I have seen boys who would make incredible exertion to accomplish any thing which they undertook for their own amusement; but who, when called upon to do any thing useful, would demur and complain, put on sour looks, and conjure up a multitude of objections, making the thing to be done like lifting a mountain. Whenever any work is to be done, “there is a lion in the way;” and the objections they make, and the difficulties they interpose, make you feel as if you would rather do it a dozen times yourself, than to ask them to lift a little finger. The real difficulty is in the boy’s own mind. He has no idea of being useful; no thought of doing any thing but to seek his own pleasure; and he is mean enough to look on and see his father and mother toil and wear themselves out to bring him up in idleness. Play, play, play, from morning till night, is all his ambition. Now, I do not object to his playing; but what I would find fault with is, that he should wish to play all the time.
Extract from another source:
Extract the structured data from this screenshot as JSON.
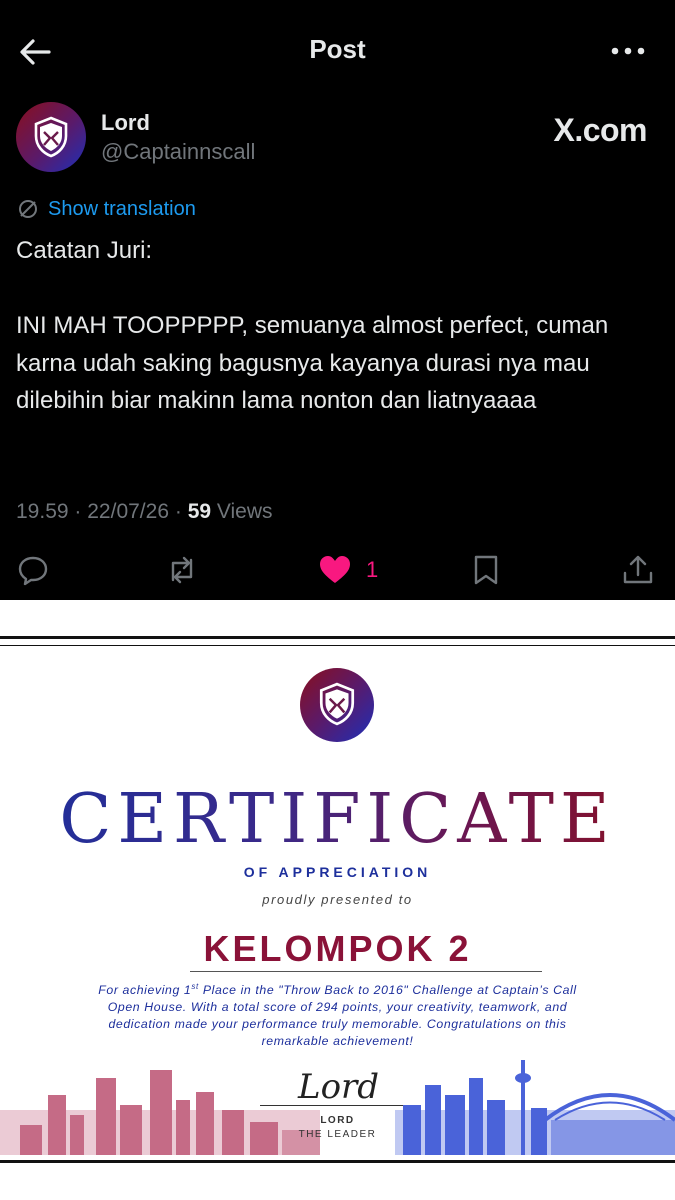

I would not have him work all the time, for

“All work and no play makes Jack a dull boy;”

neither would I have him play all the time, for

“All play and no work makes Jack a mere toy.”
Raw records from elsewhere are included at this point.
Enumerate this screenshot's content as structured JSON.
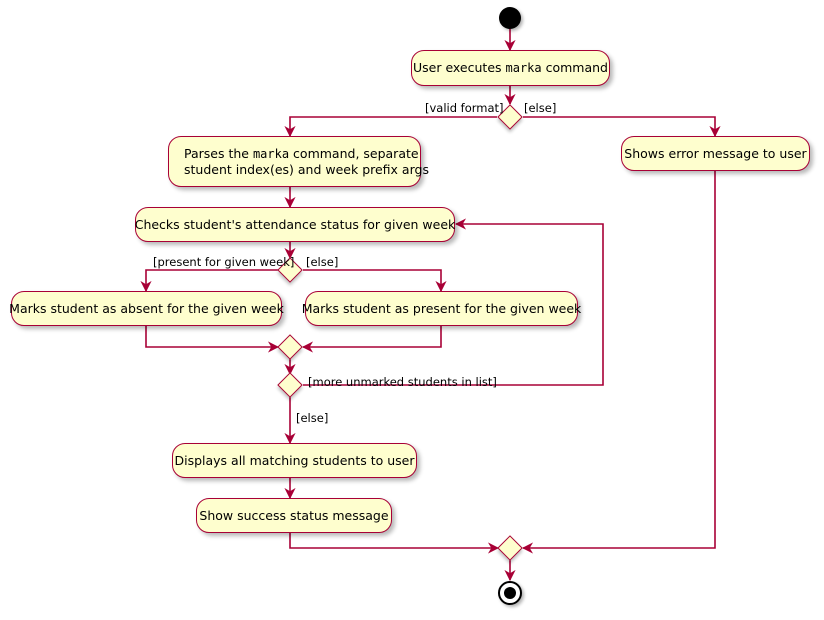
{
  "diagram": {
    "type": "uml-activity-diagram",
    "title": "marka command activity diagram",
    "colors": {
      "node_fill": "#FEFECE",
      "node_border": "#A80036",
      "edge": "#A80036",
      "text": "#000000",
      "background": "#FFFFFF"
    },
    "nodes": [
      {
        "id": "start",
        "kind": "initial-node",
        "label": ""
      },
      {
        "id": "a1",
        "kind": "activity",
        "label_pre": "User executes ",
        "label_mono": "marka",
        "label_post": " command"
      },
      {
        "id": "d1",
        "kind": "decision",
        "label": ""
      },
      {
        "id": "a2",
        "kind": "activity",
        "line1_pre": "Parses the ",
        "line1_mono": "marka",
        "line1_post": " command, separate",
        "line2": "student index(es) and week prefix args"
      },
      {
        "id": "a3",
        "kind": "activity",
        "label": "Checks student's attendance status for given week"
      },
      {
        "id": "d2",
        "kind": "decision",
        "label": ""
      },
      {
        "id": "a4",
        "kind": "activity",
        "label": "Marks student as absent for the given week"
      },
      {
        "id": "a5",
        "kind": "activity",
        "label": "Marks student as present for the given week"
      },
      {
        "id": "m1",
        "kind": "merge",
        "label": ""
      },
      {
        "id": "d3",
        "kind": "decision",
        "label": ""
      },
      {
        "id": "a6",
        "kind": "activity",
        "label": "Displays all matching students to user"
      },
      {
        "id": "a7",
        "kind": "activity",
        "label": "Show success status message"
      },
      {
        "id": "a8",
        "kind": "activity",
        "label": "Shows error message to user"
      },
      {
        "id": "m2",
        "kind": "merge",
        "label": ""
      },
      {
        "id": "end",
        "kind": "final-node",
        "label": ""
      }
    ],
    "edge_labels": {
      "valid_format": "[valid format]",
      "else_top": "[else]",
      "present_for_given_week": "[present for given week]",
      "else_mid": "[else]",
      "more_unmarked": "[more unmarked students in list]",
      "else_loop": "[else]"
    }
  }
}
There is not a spark of manliness in such a boy; and he never will be a man, till he alters his notions.

There is another boy, who has more heart—a better disposition. When called to do any thing, he is always ready and willing. His heart dilates at the thought of helping his father or his mother—of being useful. He takes hold with alacrity. You would think the work he is set about would be despatched in a trice. But he is chicken-hearted. Instead of conquering his work, he suffers his work to conquer him. He works briskly for a few minutes, and then he begins to flag. Instead of working away, with steady perseverance, he stops every minute or two, and looks at his work, and wishes it were done. But wishing is not working; and his work does not get done in this way. The more he gazes at it, the more like a mountain it appears. At length, he sits down to rest; and finally, after having suffered more from the dread of exertion than it would have cost him to do his work a dozen times, he gives it up, and goes to his father or mother, and in a desponding tone and with a sheepish look, he says, “I can’t do it!” He is a coward. He has suffered himself to be conquered by a wood-pile which he was told to saw, or by a few weeds in the garden that he was required to dig up. He will never make a man, till he gets courage enough to face his work with resolution, and to finish it with a manly perseverance. “I can’t,” never made a man.
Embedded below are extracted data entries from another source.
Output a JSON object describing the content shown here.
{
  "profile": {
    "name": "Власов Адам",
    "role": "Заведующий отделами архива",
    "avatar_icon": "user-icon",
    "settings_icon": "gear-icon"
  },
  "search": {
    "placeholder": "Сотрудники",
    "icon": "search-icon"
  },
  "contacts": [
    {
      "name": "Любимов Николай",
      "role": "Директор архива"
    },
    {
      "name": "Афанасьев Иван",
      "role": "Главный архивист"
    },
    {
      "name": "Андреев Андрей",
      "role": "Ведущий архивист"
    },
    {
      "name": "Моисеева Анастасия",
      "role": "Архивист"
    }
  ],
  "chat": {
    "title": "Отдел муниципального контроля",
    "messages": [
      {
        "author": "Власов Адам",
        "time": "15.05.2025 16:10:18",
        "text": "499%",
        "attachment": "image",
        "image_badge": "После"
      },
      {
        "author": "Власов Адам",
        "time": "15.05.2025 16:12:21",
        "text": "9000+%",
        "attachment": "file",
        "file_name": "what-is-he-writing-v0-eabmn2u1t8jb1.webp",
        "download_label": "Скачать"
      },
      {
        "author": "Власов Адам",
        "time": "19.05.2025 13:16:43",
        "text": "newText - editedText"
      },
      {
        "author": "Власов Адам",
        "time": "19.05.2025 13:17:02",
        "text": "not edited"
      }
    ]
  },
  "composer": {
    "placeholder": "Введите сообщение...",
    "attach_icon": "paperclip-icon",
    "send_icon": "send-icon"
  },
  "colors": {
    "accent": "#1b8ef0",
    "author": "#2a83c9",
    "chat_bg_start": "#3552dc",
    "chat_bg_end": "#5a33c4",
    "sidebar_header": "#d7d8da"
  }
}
Here is another boy, who has got the notion into his head that he is going to live without work. His father is rich; or he intends to be a professional man, or a merchant; and he thinks it of no use for him to learn to work. He feels above labor. He means to be a gentleman. But he is very much mistaken as to what constitutes a gentleman. He has altogether erroneous and false views of things. Whatever may be his situation in life, labor is necessary to exercise and develope the muscular powers of his body. If he grows up in indolence, he will be weak and effeminate, never possessing the vigor of a man. And whatever sphere of life he may occupy hereafter, he will never possess independence and energy of character enough to accomplish any thing. A man who does not know how to work, is not more than half a man. He is so dependent upon others, that he can accomplish nothing without help. Nor can wealth, or education, or professional knowledge, supply the deficiency. Wealth is very uncertain. “Riches take to themselves wings;” and they are especially liable to fly away from men who have been bred up in idle, do-nothing habits. And what will they do when their wealth is gone? They have never made any exertion, or depended on themselves. They have no energy of character. They have no knowledge of any useful employment. They cannot dig, and to beg they are ashamed. They either sink down, in utter discouragement, to the lowest depths of poverty, or else they resort to dishonest means of obtaining money. I have before me a letter, written to a gentleman in Boston, from a boy in the House of Correction, who got there by trying to live without work. After telling how bad he felt to be shut up in prison, and how bitter his reflections upon his past life were, he says, “I thought that as long as I could live without work, and get my living dishonestly, I would go ahead; but my high life was soon stopped.” Here you perceive that his temptation to be dishonest arose from his dislike of work. But now, he says, he is convinced that the best way to get a living is by honest labor. And so you will find it. There is no one more exposed to temptation than the idle boy.

“Satan finds some mischief still
For idle hands to do.”

One who undertakes to get a living without work will be very likely to fall into dishonest practices, and get shut up in prison.